Uzo-Uwani is a Local Government Area of Enugu State, Nigeria bordering Kogi State and Anambra State. Its headquarters is in the town of Umulokpa. It has an area of 855 km and a population of 124,480 at the 2006 census. The postal code of the area is 411.

Invasion
Uzo-Uwani experienced bloody terrorist attack on April 25, 2016 in the Nimbo area. Seven Nimbo villages- Ekwuru, Ngwoko, Ugwuijoro, Ebor, Enugu-Nimbo, Umuome and Ugwuachara were invaded, and scores massacred by over 500 heavily armed Fulani herdsmen, rated the fourth deadliest terror group in the world, in the early hours of April 25, 2016. During the raid, the community's Roman Catholic church was also burnt.

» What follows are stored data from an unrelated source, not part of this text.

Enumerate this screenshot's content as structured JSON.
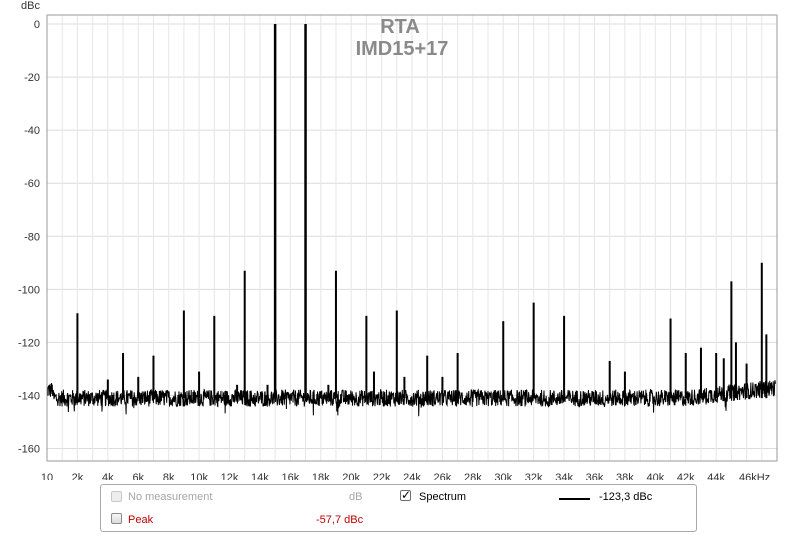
{
  "chart_data": {
    "type": "line",
    "title": "RTA",
    "subtitle": "IMD15+17",
    "ylabel": "dBc",
    "xlabel": "",
    "xlim": [
      0,
      48000
    ],
    "ylim": [
      -165,
      2
    ],
    "y_ticks": [
      0,
      -20,
      -40,
      -60,
      -80,
      -100,
      -120,
      -140,
      -160
    ],
    "y_tick_labels": [
      "0",
      "-20",
      "-40",
      "-60",
      "-80",
      "-100",
      "-120",
      "-140",
      "-160"
    ],
    "x_ticks": [
      10,
      2000,
      4000,
      6000,
      8000,
      10000,
      12000,
      14000,
      16000,
      18000,
      20000,
      22000,
      24000,
      26000,
      28000,
      30000,
      32000,
      34000,
      36000,
      38000,
      40000,
      42000,
      44000,
      46000
    ],
    "x_tick_labels": [
      "10",
      "2k",
      "4k",
      "6k",
      "8k",
      "10k",
      "12k",
      "14k",
      "16k",
      "18k",
      "20k",
      "22k",
      "24k",
      "26k",
      "28k",
      "30k",
      "32k",
      "34k",
      "36k",
      "38k",
      "40k",
      "42k",
      "44k",
      "46kHz"
    ],
    "grid": true,
    "noise_floor": -141,
    "series": [
      {
        "name": "Spectrum",
        "color": "#000000",
        "peaks": [
          [
            2000,
            -109
          ],
          [
            4000,
            -134
          ],
          [
            5000,
            -124
          ],
          [
            6000,
            -133
          ],
          [
            7000,
            -125
          ],
          [
            9000,
            -108
          ],
          [
            10000,
            -131
          ],
          [
            11000,
            -110
          ],
          [
            12500,
            -136
          ],
          [
            13000,
            -93
          ],
          [
            14500,
            -136
          ],
          [
            15000,
            0
          ],
          [
            17000,
            0
          ],
          [
            18500,
            -136
          ],
          [
            19000,
            -93
          ],
          [
            21000,
            -110
          ],
          [
            21500,
            -131
          ],
          [
            23000,
            -108
          ],
          [
            23500,
            -133
          ],
          [
            25000,
            -125
          ],
          [
            26000,
            -133
          ],
          [
            27000,
            -124
          ],
          [
            30000,
            -112
          ],
          [
            32000,
            -105
          ],
          [
            34000,
            -110
          ],
          [
            37000,
            -127
          ],
          [
            38000,
            -131
          ],
          [
            41000,
            -111
          ],
          [
            42000,
            -124
          ],
          [
            43000,
            -122
          ],
          [
            44000,
            -124
          ],
          [
            44500,
            -126
          ],
          [
            45000,
            -97
          ],
          [
            45300,
            -120
          ],
          [
            46000,
            -128
          ],
          [
            47000,
            -90
          ],
          [
            47300,
            -117
          ]
        ]
      }
    ]
  },
  "legend": {
    "no_measurement_label": "No measurement",
    "no_measurement_unit": "dB",
    "spectrum_label": "Spectrum",
    "spectrum_value": "-123,3 dBc",
    "peak_label": "Peak",
    "peak_value": "-57,7 dBc",
    "spectrum_check_mark": "✓"
  }
}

According to Enugu State governor, Ifeanyi Ugwuanyi, the terrorism at Nimbo may have happened due to inability of security agencies to successfully act on the counter intelligence report about herdsmen grouping at neighbouring Odolu in Kogi State in preparation for attack. Attack on Nimbo followed similar attack on Abbi, another Uzo-Uwani community, where a brother and sister-Fidelis and Mercy Okeja were reportedly killed instantly, and 19 persons declared missing whilst seven houses and motocycles were razed down, earlier in February 2016.